The World Food Programme (WFP) has resumed its operations in the region after they were halted in late June. But reaching the population with emergency aid is further complicated by the destruction of a bridge on the Tekeze River connecting Tigray and Amhara regional states. Telephone and internet communications are cut off, flights stopped, roads are blocked, and banks remain closed. The humanitarian catastrophe could worsen for “millions of people in need of emergency food and nutrition support when hunger peaks in the coming months,” aid agencies warn.

This is a "moment of introspection" for Ethiopia, according to Taye Astkesellasie, Ethiopia's ambassador to the United Nations, addressing the Security Council on Friday. Under the presidency of France, the Security Council has convened an open meeting on the unfolding in Tigray, for the first time since the war began in November last year.

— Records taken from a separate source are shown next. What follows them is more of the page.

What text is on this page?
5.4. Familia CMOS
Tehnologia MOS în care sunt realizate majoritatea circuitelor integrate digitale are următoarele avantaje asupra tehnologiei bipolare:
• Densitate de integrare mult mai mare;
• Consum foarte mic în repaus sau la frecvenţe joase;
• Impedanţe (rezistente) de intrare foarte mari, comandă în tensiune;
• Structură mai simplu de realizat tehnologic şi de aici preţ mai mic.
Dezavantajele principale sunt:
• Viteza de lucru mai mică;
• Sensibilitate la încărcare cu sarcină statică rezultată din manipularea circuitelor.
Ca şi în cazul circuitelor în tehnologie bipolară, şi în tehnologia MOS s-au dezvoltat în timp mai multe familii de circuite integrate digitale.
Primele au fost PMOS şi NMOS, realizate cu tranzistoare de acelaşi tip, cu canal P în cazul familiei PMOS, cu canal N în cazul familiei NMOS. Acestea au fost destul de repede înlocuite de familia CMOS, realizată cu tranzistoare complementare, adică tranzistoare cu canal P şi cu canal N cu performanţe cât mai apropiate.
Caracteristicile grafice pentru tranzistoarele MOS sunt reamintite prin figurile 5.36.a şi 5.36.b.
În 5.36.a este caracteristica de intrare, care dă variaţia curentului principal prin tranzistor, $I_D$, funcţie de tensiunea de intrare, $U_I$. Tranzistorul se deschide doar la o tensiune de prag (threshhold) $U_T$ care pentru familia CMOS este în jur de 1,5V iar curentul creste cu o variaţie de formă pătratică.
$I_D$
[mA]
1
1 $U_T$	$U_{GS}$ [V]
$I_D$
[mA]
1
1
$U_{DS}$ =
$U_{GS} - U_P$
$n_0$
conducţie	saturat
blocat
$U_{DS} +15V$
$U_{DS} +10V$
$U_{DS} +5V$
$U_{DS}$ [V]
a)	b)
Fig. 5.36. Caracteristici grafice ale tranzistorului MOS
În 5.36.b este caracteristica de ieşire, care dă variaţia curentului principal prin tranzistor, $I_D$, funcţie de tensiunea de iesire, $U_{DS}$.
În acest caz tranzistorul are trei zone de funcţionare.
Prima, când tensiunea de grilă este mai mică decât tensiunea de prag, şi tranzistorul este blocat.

A fighter of the now Tigray Defense Forces (TDF) among the lines of soldiers passes a bottle of water to a prisoner of war belonging to the Ethiopian National Defence Forces. It was eight months ago that the latter had left the city falling under heavy assault by a coalition of federal forces, militia from the Amhara Regional State, and troops from Eritrea. This is an image that captured the new phase the civil war in Tigray has entered following the declaration of the unilateral ceasefire by federal authorities.

It was not an abrupt decision, according to Deputy Prime Minister Demeke Mekonnen, who addressed members of the diplomatic community in Addis Abeba. Demeke told the envoys the decision was under consideration before the election held on June 21, with the eventual plan of “holding an inclusive dialogue with relevant stakeholders after the election, including regular members of the TPLF.”

The war is not over, however. There are no signs that leaders of the TPLF, designated by Ethiopia's parliament as a terrorist organisation, are close to reciprocating in kind to the ceasefire. Neither has the rhetoric of war abated to fighting that has to this point shown little, if any, gain for either side. It has already cost the country 2.2 billion dollars, according to federal authorities. It is an amount equal to 2.3pc of Ethiopia's GDP.